Portfolio optimization techniques, such as those defined under Modern Portfolio Theory (MPT), are mildly predicated on the assumption of joint normality. Even though there will be a set of portfolio weights which minimizes variance regardless of the underlying distributions, correlation
is only a complete measure of association if the joint multivariate distribution is normal; i.e., covariance is only an exhaustive measure of co-movement if the joint distributions are themselves normal.
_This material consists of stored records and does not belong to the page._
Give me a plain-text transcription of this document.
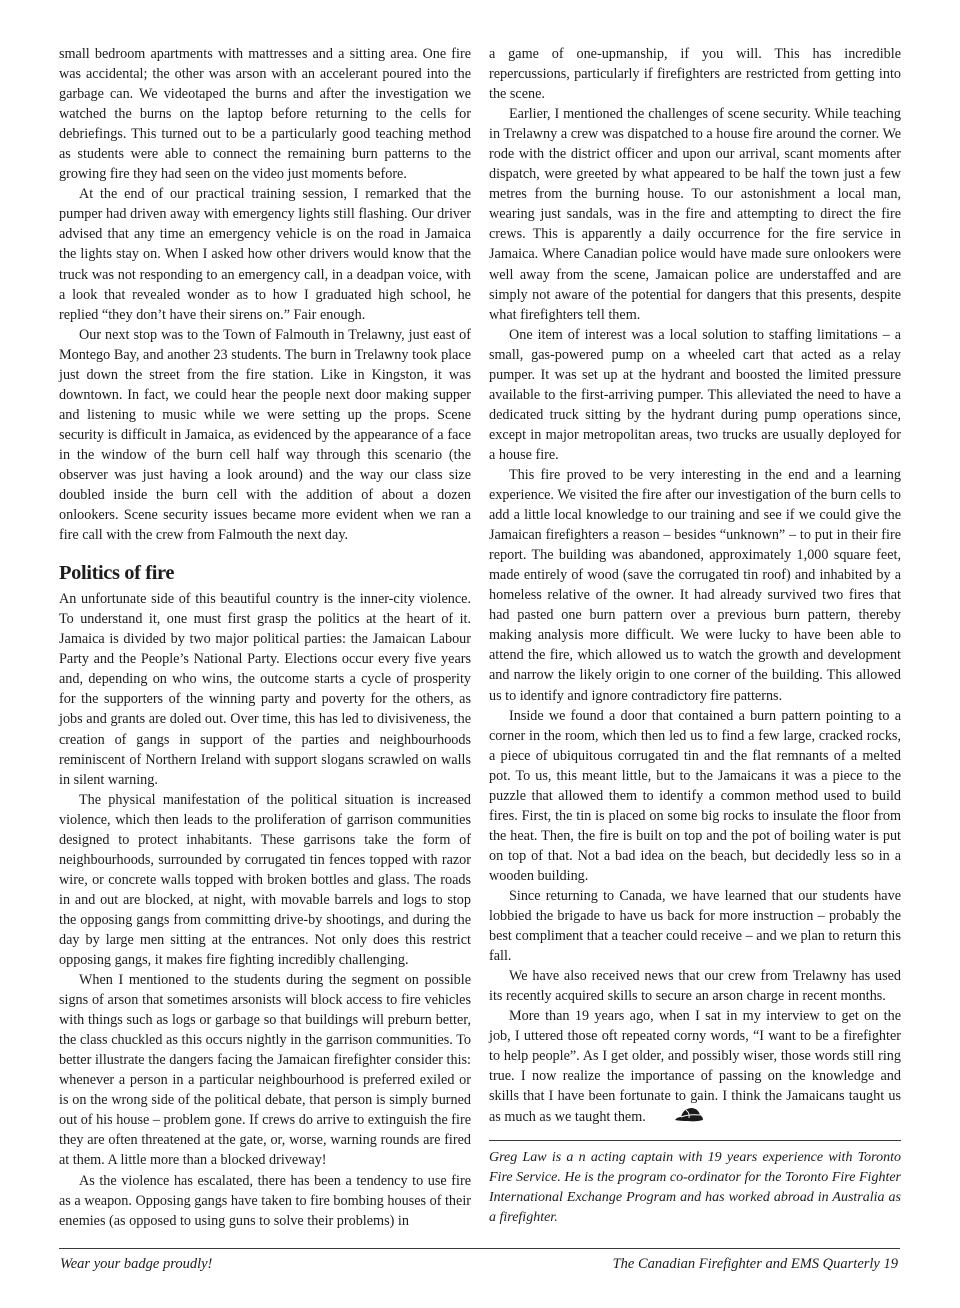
small bedroom apartments with mattresses and a sitting area. One fire was accidental; the other was arson with an accelerant poured into the garbage can. We videotaped the burns and after the investigation we watched the burns on the laptop before returning to the cells for debriefings. This turned out to be a particularly good teaching method as students were able to connect the remaining burn patterns to the growing fire they had seen on the video just moments before.

At the end of our practical training session, I remarked that the pumper had driven away with emergency lights still flashing. Our driver advised that any time an emergency vehicle is on the road in Jamaica the lights stay on. When I asked how other drivers would know that the truck was not responding to an emergency call, in a deadpan voice, with a look that revealed wonder as to how I graduated high school, he replied “they don’t have their sirens on.” Fair enough.

Our next stop was to the Town of Falmouth in Trelawny, just east of Montego Bay, and another 23 students. The burn in Trelawny took place just down the street from the fire station. Like in Kingston, it was downtown. In fact, we could hear the people next door making supper and listening to music while we were setting up the props. Scene security is difficult in Jamaica, as evidenced by the appearance of a face in the window of the burn cell half way through this scenario (the observer was just having a look around) and the way our class size doubled inside the burn cell with the addition of about a dozen onlookers. Scene security issues became more evident when we ran a fire call with the crew from Falmouth the next day.

Politics of fire

An unfortunate side of this beautiful country is the inner-city violence. To understand it, one must first grasp the politics at the heart of it. Jamaica is divided by two major political parties: the Jamaican Labour Party and the People’s National Party. Elections occur every five years and, depending on who wins, the outcome starts a cycle of prosperity for the supporters of the winning party and poverty for the others, as jobs and grants are doled out. Over time, this has led to divisiveness, the creation of gangs in support of the parties and neighbourhoods reminiscent of Northern Ireland with support slogans scrawled on walls in silent warning.

The physical manifestation of the political situation is increased violence, which then leads to the proliferation of garrison communities designed to protect inhabitants. These garrisons take the form of neighbourhoods, surrounded by corrugated tin fences topped with razor wire, or concrete walls topped with broken bottles and glass. The roads in and out are blocked, at night, with movable barrels and logs to stop the opposing gangs from committing drive-by shootings, and during the day by large men sitting at the entrances. Not only does this restrict opposing gangs, it makes fire fighting incredibly challenging.

When I mentioned to the students during the segment on possible signs of arson that sometimes arsonists will block access to fire vehicles with things such as logs or garbage so that buildings will preburn better, the class chuckled as this occurs nightly in the garrison communities. To better illustrate the dangers facing the Jamaican firefighter consider this: whenever a person in a particular neighbourhood is preferred exiled or is on the wrong side of the political debate, that person is simply burned out of his house – problem gone. If crews do arrive to extinguish the fire they are often threatened at the gate, or, worse, warning rounds are fired at them. A little more than a blocked driveway!

As the violence has escalated, there has been a tendency to use fire as a weapon. Opposing gangs have taken to fire bombing houses of their enemies (as opposed to using guns to solve their problems) in

a game of one-upmanship, if you will. This has incredible repercussions, particularly if firefighters are restricted from getting into the scene.

Earlier, I mentioned the challenges of scene security. While teaching in Trelawny a crew was dispatched to a house fire around the corner. We rode with the district officer and upon our arrival, scant moments after dispatch, were greeted by what appeared to be half the town just a few metres from the burning house. To our astonishment a local man, wearing just sandals, was in the fire and attempting to direct the fire crews. This is apparently a daily occurrence for the fire service in Jamaica. Where Canadian police would have made sure onlookers were well away from the scene, Jamaican police are understaffed and are simply not aware of the potential for dangers that this presents, despite what firefighters tell them.

One item of interest was a local solution to staffing limitations – a small, gas-powered pump on a wheeled cart that acted as a relay pumper. It was set up at the hydrant and boosted the limited pressure available to the first-arriving pumper. This alleviated the need to have a dedicated truck sitting by the hydrant during pump operations since, except in major metropolitan areas, two trucks are usually deployed for a house fire.

This fire proved to be very interesting in the end and a learning experience. We visited the fire after our investigation of the burn cells to add a little local knowledge to our training and see if we could give the Jamaican firefighters a reason – besides “unknown” – to put in their fire report. The building was abandoned, approximately 1,000 square feet, made entirely of wood (save the corrugated tin roof) and inhabited by a homeless relative of the owner. It had already survived two fires that had pasted one burn pattern over a previous burn pattern, thereby making analysis more difficult. We were lucky to have been able to attend the fire, which allowed us to watch the growth and development and narrow the likely origin to one corner of the building. This allowed us to identify and ignore contradictory fire patterns.

Inside we found a door that contained a burn pattern pointing to a corner in the room, which then led us to find a few large, cracked rocks, a piece of ubiquitous corrugated tin and the flat remnants of a melted pot. To us, this meant little, but to the Jamaicans it was a piece to the puzzle that allowed them to identify a common method used to build fires. First, the tin is placed on some big rocks to insulate the floor from the heat. Then, the fire is built on top and the pot of boiling water is put on top of that. Not a bad idea on the beach, but decidedly less so in a wooden building.

Since returning to Canada, we have learned that our students have lobbied the brigade to have us back for more instruction – probably the best compliment that a teacher could receive – and we plan to return this fall.

We have also received news that our crew from Trelawny has used its recently acquired skills to secure an arson charge in recent months.

More than 19 years ago, when I sat in my interview to get on the job, I uttered those oft repeated corny words, “I want to be a firefighter to help people”. As I get older, and possibly wiser, those words still ring true. I now realize the importance of passing on the knowledge and skills that I have been fortunate to gain. I think the Jamaicans taught us as much as we taught them.

Greg Law is a n acting captain with 19 years experience with Toronto Fire Service. He is the program co-ordinator for the Toronto Fire Fighter International Exchange Program and has worked abroad in Australia as a firefighter.

Wear your badge proudly!	The Canadian Firefighter and EMS Quarterly 19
We can see this is true because the joint distribution of X and Y is defined by joint normality:
${\frac {1}{2\pi \sigma _{X}\sigma _{Y}{\sqrt {1-\rho ^{2}}}}}\iint _{X\,Y}\exp \left[-{\frac {1}{2(1-\rho ^{2})}}\left({\frac {X^{2}}{\sigma _{X}^{2}}}+{\frac {Y^{2}}{\sigma _{Y}^{2}}}-{\frac {2\rho XY}{\sigma _{X}\sigma _{Y}}}\right)\right]\,\mathrm {d} X\,\mathrm {d} Y$
Which through a proof can be show to produce:
$\sigma _{X+Y}={\sqrt {\sigma _{X}^{2}+\sigma _{Y}^{2}+2\rho \sigma _{X}\sigma _{Y}}},$
If now, we define $\omega_i \sigma^2_i=\sigma_X$, and $\omega_j \sigma^2_j=\sigma_Y$, then we get back the equation which is used as the basis of mean variance optimization of a two asset portfolio:
$\mathbb{E}[\sigma _{p}^{2}]=\omega_{i}^{2}\sigma _{i}^{2}+\omega_{j}^{2}\sigma _{j}^{2}+2\omega_{i}\omega_{j}\sigma _{i}\sigma _{j}\rho _{ij}$
So while the portfolio covariance matrix can always be computed, to the extent that underlying assets have returns which are not normal the optimization is likely to result in spuriously optimal weights.